Friction is a force that opposes motion and acts in the opposite direction to the motion. Friction always exists when two surfaces are in contact with each other, but is most notable when one surface moves over another and when one of the surfaces is rough.

When you stopped pushing the object, it slowed down and stopped. This is because, the force of friction was still acting in the opposite direction to the motion but you were no longer applying a force in the other direction. Once again, there was an unbalanced force, but this time in the other direction.

To keep the block moving, you would have to keep applying a force at least as great as the force of friction pushing in the opposite direction.

Once again, the object did not move on its own. You had to apply a sideways force to it that was greater than the force of friction acting in the opposite direction. But this time, because the object was heavier, you had to apply a greater force.

We know that the heavier an object is (the more mass it has) the greater the force it will apply to a surface because of gravity and, therefore, the greater the normal force acting up on it will be. Therefore, the heavier an object is, the greater the forces between it and the surface. This means that the force of friction will be greater.

Therefore, when we have similar objects (like two books) on the same surface, the heavier object will experience a greater force of friction and so a greater horizontal force will need to be applied to overcome friction (create an unbalanced applied force) to move it across the surface.

You might have also noticed that, when you stop pushing, the heavier object stopped moving more quickly. Again, this is because the force of friction acting in the opposite direction to the motion is greater for the heavier object.

When you let go of the piece of paper, it floated slowly down to the ground. This is what you expect. We know that all objects are pulled towards the Earth by gravity. No surprises here!
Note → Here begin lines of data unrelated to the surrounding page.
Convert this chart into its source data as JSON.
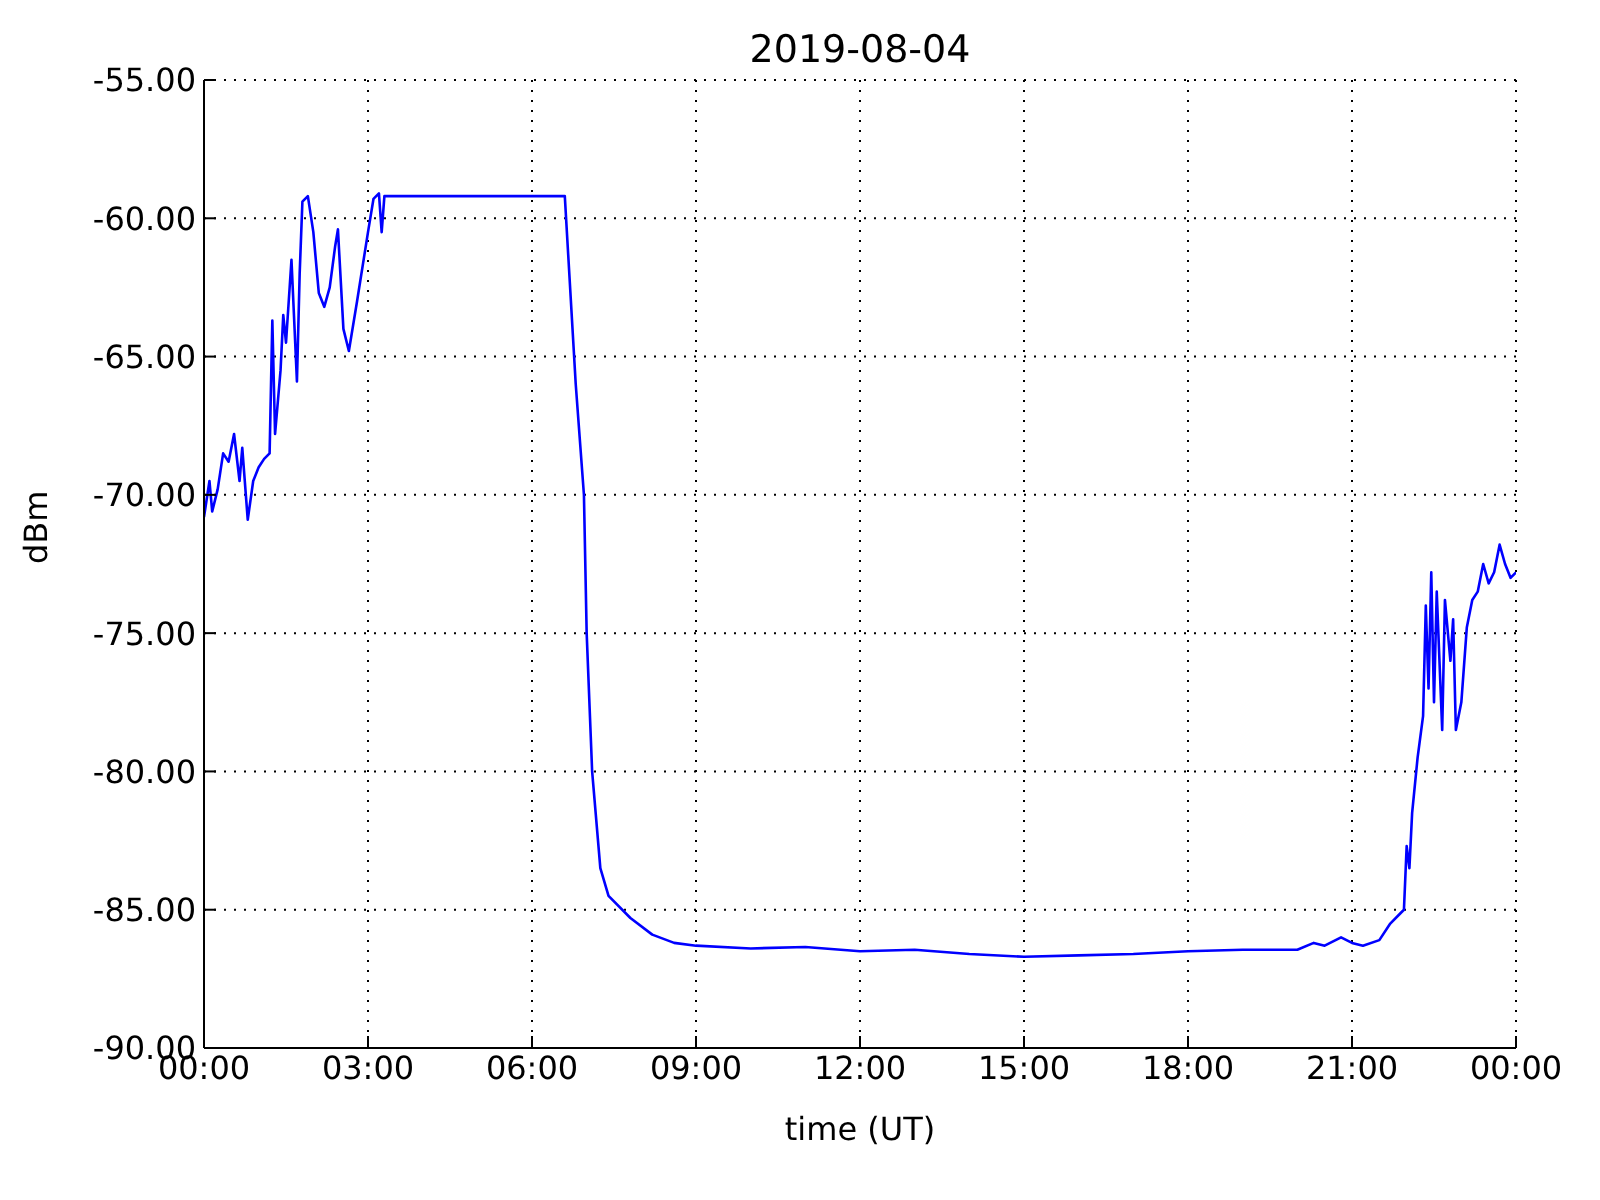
{
  "chart_data": {
    "type": "line",
    "title": "2019-08-04",
    "xlabel": "time (UT)",
    "ylabel": "dBm",
    "x": [
      0.0,
      0.1,
      0.15,
      0.25,
      0.35,
      0.45,
      0.55,
      0.65,
      0.7,
      0.8,
      0.9,
      1.0,
      1.1,
      1.2,
      1.25,
      1.3,
      1.4,
      1.45,
      1.5,
      1.6,
      1.7,
      1.75,
      1.8,
      1.9,
      2.0,
      2.1,
      2.2,
      2.3,
      2.4,
      2.45,
      2.55,
      2.65,
      2.8,
      3.0,
      3.1,
      3.2,
      3.25,
      3.3,
      6.6,
      6.8,
      6.95,
      7.0,
      7.1,
      7.25,
      7.4,
      7.8,
      8.2,
      8.6,
      9,
      10,
      11,
      12,
      13,
      14,
      15,
      16,
      17,
      18,
      19,
      20,
      20.3,
      20.5,
      20.8,
      21,
      21.2,
      21.5,
      21.7,
      21.85,
      21.95,
      22.0,
      22.05,
      22.1,
      22.2,
      22.3,
      22.35,
      22.4,
      22.45,
      22.5,
      22.55,
      22.65,
      22.7,
      22.8,
      22.85,
      22.9,
      23.0,
      23.1,
      23.2,
      23.3,
      23.4,
      23.5,
      23.6,
      23.7,
      23.8,
      23.9,
      24
    ],
    "series": [
      {
        "color": "#0000ff",
        "values": [
          -70.8,
          -69.5,
          -70.6,
          -69.8,
          -68.5,
          -68.8,
          -67.8,
          -69.5,
          -68.3,
          -70.9,
          -69.5,
          -69.0,
          -68.7,
          -68.5,
          -63.7,
          -67.8,
          -65.5,
          -63.5,
          -64.5,
          -61.5,
          -65.9,
          -62,
          -59.4,
          -59.2,
          -60.5,
          -62.7,
          -63.2,
          -62.5,
          -61.0,
          -60.4,
          -64,
          -64.8,
          -63,
          -60.5,
          -59.3,
          -59.1,
          -60.5,
          -59.2,
          -59.2,
          -66,
          -70,
          -75,
          -80,
          -83.5,
          -84.5,
          -85.3,
          -85.9,
          -86.2,
          -86.3,
          -86.4,
          -86.35,
          -86.5,
          -86.45,
          -86.6,
          -86.7,
          -86.65,
          -86.6,
          -86.5,
          -86.45,
          -86.45,
          -86.2,
          -86.3,
          -86.0,
          -86.2,
          -86.3,
          -86.1,
          -85.5,
          -85.2,
          -85.0,
          -82.7,
          -83.5,
          -81.5,
          -79.5,
          -78,
          -74,
          -77,
          -72.8,
          -77.5,
          -73.5,
          -78.5,
          -73.8,
          -76,
          -74.5,
          -78.5,
          -77.5,
          -74.8,
          -73.8,
          -73.5,
          -72.5,
          -73.2,
          -72.8,
          -71.8,
          -72.5,
          -73,
          -72.8
        ]
      }
    ],
    "xlim": [
      0,
      24
    ],
    "xticks": [
      {
        "value": 0,
        "label": "00:00"
      },
      {
        "value": 3,
        "label": "03:00"
      },
      {
        "value": 6,
        "label": "06:00"
      },
      {
        "value": 9,
        "label": "09:00"
      },
      {
        "value": 12,
        "label": "12:00"
      },
      {
        "value": 15,
        "label": "15:00"
      },
      {
        "value": 18,
        "label": "18:00"
      },
      {
        "value": 21,
        "label": "21:00"
      },
      {
        "value": 24,
        "label": "00:00"
      }
    ],
    "ylim": [
      -90,
      -55
    ],
    "yticks": [
      {
        "value": -90,
        "label": "-90.00"
      },
      {
        "value": -85,
        "label": "-85.00"
      },
      {
        "value": -80,
        "label": "-80.00"
      },
      {
        "value": -75,
        "label": "-75.00"
      },
      {
        "value": -70,
        "label": "-70.00"
      },
      {
        "value": -65,
        "label": "-65.00"
      },
      {
        "value": -60,
        "label": "-60.00"
      },
      {
        "value": -55,
        "label": "-55.00"
      }
    ],
    "grid": true,
    "line_style": "solid",
    "marker": "none"
  }
}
When we crumple that same piece of paper into a tight ball and drop it, it falls much more quickly? This is because, anything that falls to the ground has to fall through the air. If you have ever ridden a bicycle or stuck your hand out of a moving car, you will know that the air can apply quite a lot of force. This force is called air resistance. The sheet of paper had a big surface that had to move through the air. It experienced lots of air resistance. The crumpled ball of paper was much smaller with a smaller surface that had to get through the air. Therefore it experienced far less air resistance.
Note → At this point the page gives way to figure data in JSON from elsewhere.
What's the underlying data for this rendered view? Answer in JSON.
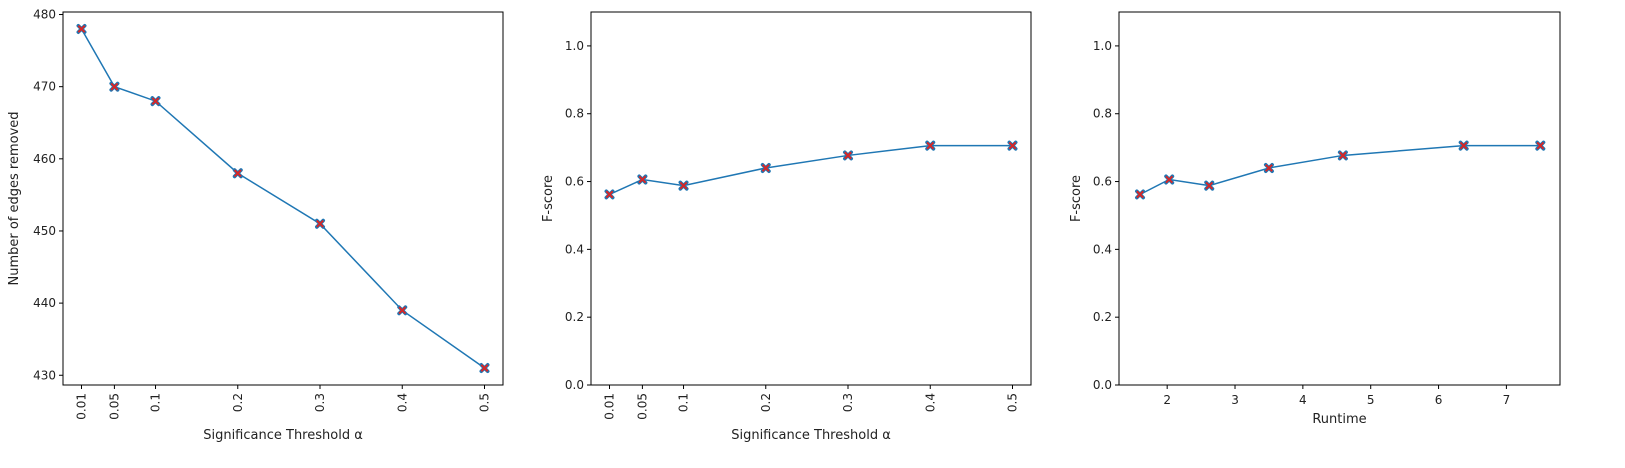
{
  "chart_data": [
    {
      "type": "line",
      "title": "",
      "xlabel": "Significance Threshold α",
      "ylabel": "Number of edges removed",
      "xlim": [
        -0.0125,
        0.5225
      ],
      "ylim": [
        428.65,
        480.35
      ],
      "xticks": [
        0.01,
        0.05,
        0.1,
        0.2,
        0.3,
        0.4,
        0.5
      ],
      "xtick_labels": [
        "0.01",
        "0.05",
        "0.1",
        "0.2",
        "0.3",
        "0.4",
        "0.5"
      ],
      "xtick_rotation": "vertical",
      "yticks": [
        430,
        440,
        450,
        460,
        470,
        480
      ],
      "ytick_labels": [
        "430",
        "440",
        "450",
        "460",
        "470",
        "480"
      ],
      "grid": false,
      "series": [
        {
          "x": [
            0.01,
            0.05,
            0.1,
            0.2,
            0.3,
            0.4,
            0.5
          ],
          "y": [
            478,
            470,
            468,
            458,
            451,
            439,
            431
          ],
          "line_color": "#1f77b4",
          "marker": "X",
          "marker_color": "#d62728"
        }
      ]
    },
    {
      "type": "line",
      "title": "",
      "xlabel": "Significance Threshold α",
      "ylabel": "F-score",
      "xlim": [
        -0.0125,
        0.5225
      ],
      "ylim": [
        0.0,
        1.1
      ],
      "xticks": [
        0.01,
        0.05,
        0.1,
        0.2,
        0.3,
        0.4,
        0.5
      ],
      "xtick_labels": [
        "0.01",
        "0.05",
        "0.1",
        "0.2",
        "0.3",
        "0.4",
        "0.5"
      ],
      "xtick_rotation": "vertical",
      "yticks": [
        0.0,
        0.2,
        0.4,
        0.6,
        0.8,
        1.0
      ],
      "ytick_labels": [
        "0.0",
        "0.2",
        "0.4",
        "0.6",
        "0.8",
        "1.0"
      ],
      "grid": false,
      "series": [
        {
          "x": [
            0.01,
            0.05,
            0.1,
            0.2,
            0.3,
            0.4,
            0.5
          ],
          "y": [
            0.562,
            0.606,
            0.588,
            0.64,
            0.677,
            0.706,
            0.706
          ],
          "line_color": "#1f77b4",
          "marker": "X",
          "marker_color": "#d62728"
        }
      ]
    },
    {
      "type": "line",
      "title": "",
      "xlabel": "Runtime",
      "ylabel": "F-score",
      "xlim": [
        1.29,
        7.79
      ],
      "ylim": [
        0.0,
        1.1
      ],
      "xticks": [
        2,
        3,
        4,
        5,
        6,
        7
      ],
      "xtick_labels": [
        "2",
        "3",
        "4",
        "5",
        "6",
        "7"
      ],
      "xtick_rotation": "horizontal",
      "yticks": [
        0.0,
        0.2,
        0.4,
        0.6,
        0.8,
        1.0
      ],
      "ytick_labels": [
        "0.0",
        "0.2",
        "0.4",
        "0.6",
        "0.8",
        "1.0"
      ],
      "grid": false,
      "series": [
        {
          "x": [
            1.6,
            2.03,
            2.62,
            3.5,
            4.59,
            6.37,
            7.5
          ],
          "y": [
            0.562,
            0.606,
            0.588,
            0.64,
            0.677,
            0.706,
            0.706
          ],
          "line_color": "#1f77b4",
          "marker": "X",
          "marker_color": "#d62728"
        }
      ]
    }
  ]
}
In both cases, the mass of the paper was the same, therefore, the force due to gravity was the same. But the greater air resistance acting upwards on the sheet of paper, meant that the overall force pulling it down was less than the overall force pulling the ball of paper down and so it fell more slowly.
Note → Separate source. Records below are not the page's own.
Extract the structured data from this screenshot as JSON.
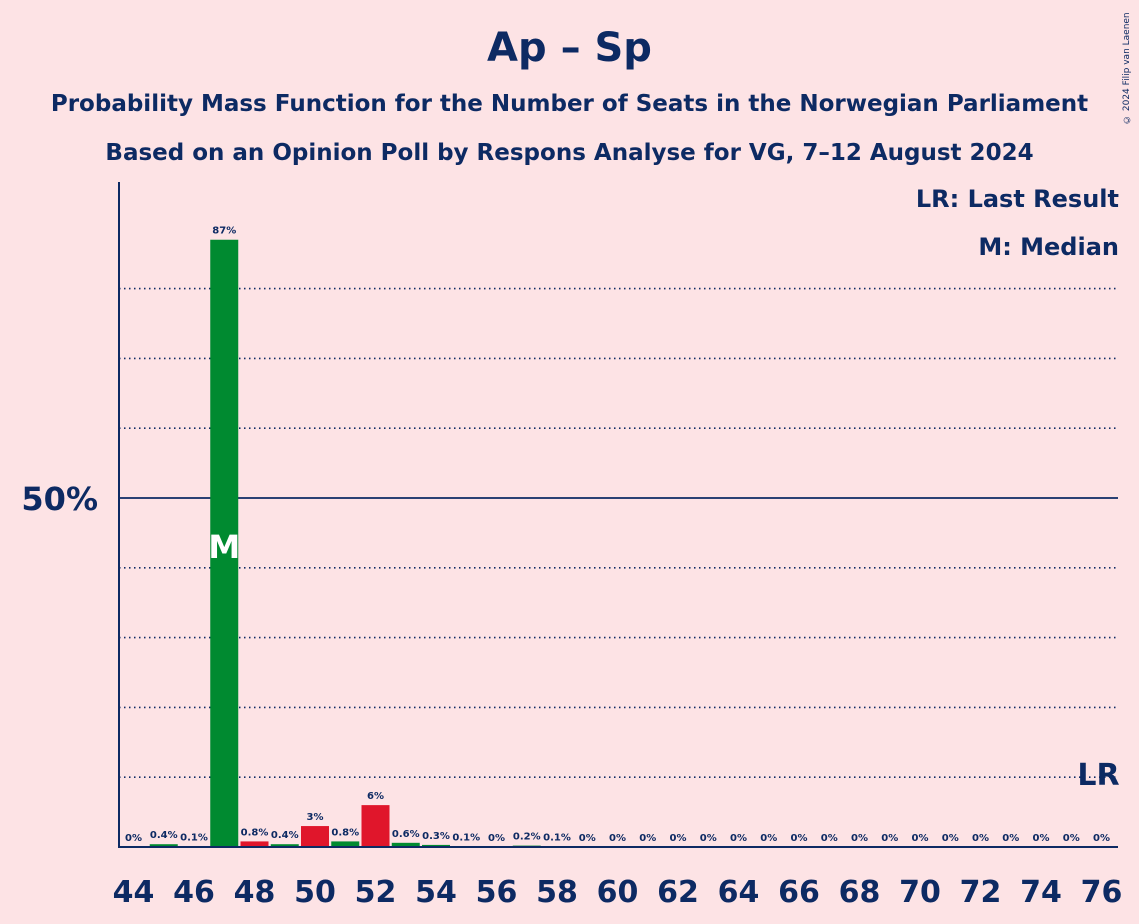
{
  "title": "Ap – Sp",
  "subtitle": "Probability Mass Function for the Number of Seats in the Norwegian Parliament",
  "subtitle2": "Based on an Opinion Poll by Respons Analyse for VG, 7–12 August 2024",
  "copyright": "© 2024 Filip van Laenen",
  "legend": {
    "last_result": "LR: Last Result",
    "median": "M: Median"
  },
  "colors": {
    "background": "#fde3e5",
    "text": "#0d2a63",
    "green": "#008a30",
    "red": "#e0162b"
  },
  "chart_data": {
    "type": "bar",
    "x": [
      44,
      45,
      46,
      47,
      48,
      49,
      50,
      51,
      52,
      53,
      54,
      55,
      56,
      57,
      58,
      59,
      60,
      61,
      62,
      63,
      64,
      65,
      66,
      67,
      68,
      69,
      70,
      71,
      72,
      73,
      74,
      75,
      76
    ],
    "values": [
      0,
      0.4,
      0.1,
      87,
      0.8,
      0.4,
      3,
      0.8,
      6,
      0.6,
      0.3,
      0.1,
      0,
      0.2,
      0.1,
      0,
      0,
      0,
      0,
      0,
      0,
      0,
      0,
      0,
      0,
      0,
      0,
      0,
      0,
      0,
      0,
      0,
      0
    ],
    "labels": [
      "0%",
      "0.4%",
      "0.1%",
      "87%",
      "0.8%",
      "0.4%",
      "3%",
      "0.8%",
      "6%",
      "0.6%",
      "0.3%",
      "0.1%",
      "0%",
      "0.2%",
      "0.1%",
      "0%",
      "0%",
      "0%",
      "0%",
      "0%",
      "0%",
      "0%",
      "0%",
      "0%",
      "0%",
      "0%",
      "0%",
      "0%",
      "0%",
      "0%",
      "0%",
      "0%",
      "0%"
    ],
    "bar_colors": [
      "green",
      "green",
      "green",
      "green",
      "red",
      "green",
      "red",
      "green",
      "red",
      "green",
      "green",
      "green",
      "green",
      "green",
      "green",
      "green",
      "green",
      "green",
      "green",
      "green",
      "green",
      "green",
      "green",
      "green",
      "green",
      "green",
      "green",
      "green",
      "green",
      "green",
      "green",
      "green",
      "green"
    ],
    "x_tick_labels": [
      "44",
      "46",
      "48",
      "50",
      "52",
      "54",
      "56",
      "58",
      "60",
      "62",
      "64",
      "66",
      "68",
      "70",
      "72",
      "74",
      "76"
    ],
    "y_tick_label": "50%",
    "ylim": [
      0,
      100
    ],
    "gridlines": [
      10,
      20,
      30,
      40,
      60,
      70,
      80
    ],
    "majority_line": 50,
    "median_seat": 47,
    "median_marker": "M",
    "last_result_seat": 76,
    "last_result_marker": "LR"
  }
}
An object that can stretch and return to its original length exerts an elastic or spring force. You observed this when you stretched and released the elastic band. As your finger pulled on the elastic band, it pulled back in the opposite direction. The more you stretched it, the greater the force with which it pulled back and so the more force you needed to apply to stretch it further or just hold it in position.

As you reduced the amount of force you applied, and the spring force of the elastic band became greater than your applied force, the band started to contract again and pull your finger with it.

When you released the elastic band with the ball of paper in it, the spring force of the elastic band acted on the paper ball to shoot it forward. This is how catapults work. There was a large unbalanced force acting on the paper ball. The greater this unbalanced force, the further the paper ball will fly.

When you pulled on the rope tied to a fixed point, you would have experienced a tension force. A tension force exists in a rope, cable, chain or string pulled tight. This is not an elastic force because the rope or cable does not stretch further than its original length when it is pulled tight.

As you keep pulling harder, this tension force gets bigger. As it grows, it will either become greater than the friction force being experienced by the object to which it is attached and that object will start to move, or the rope or string will snap.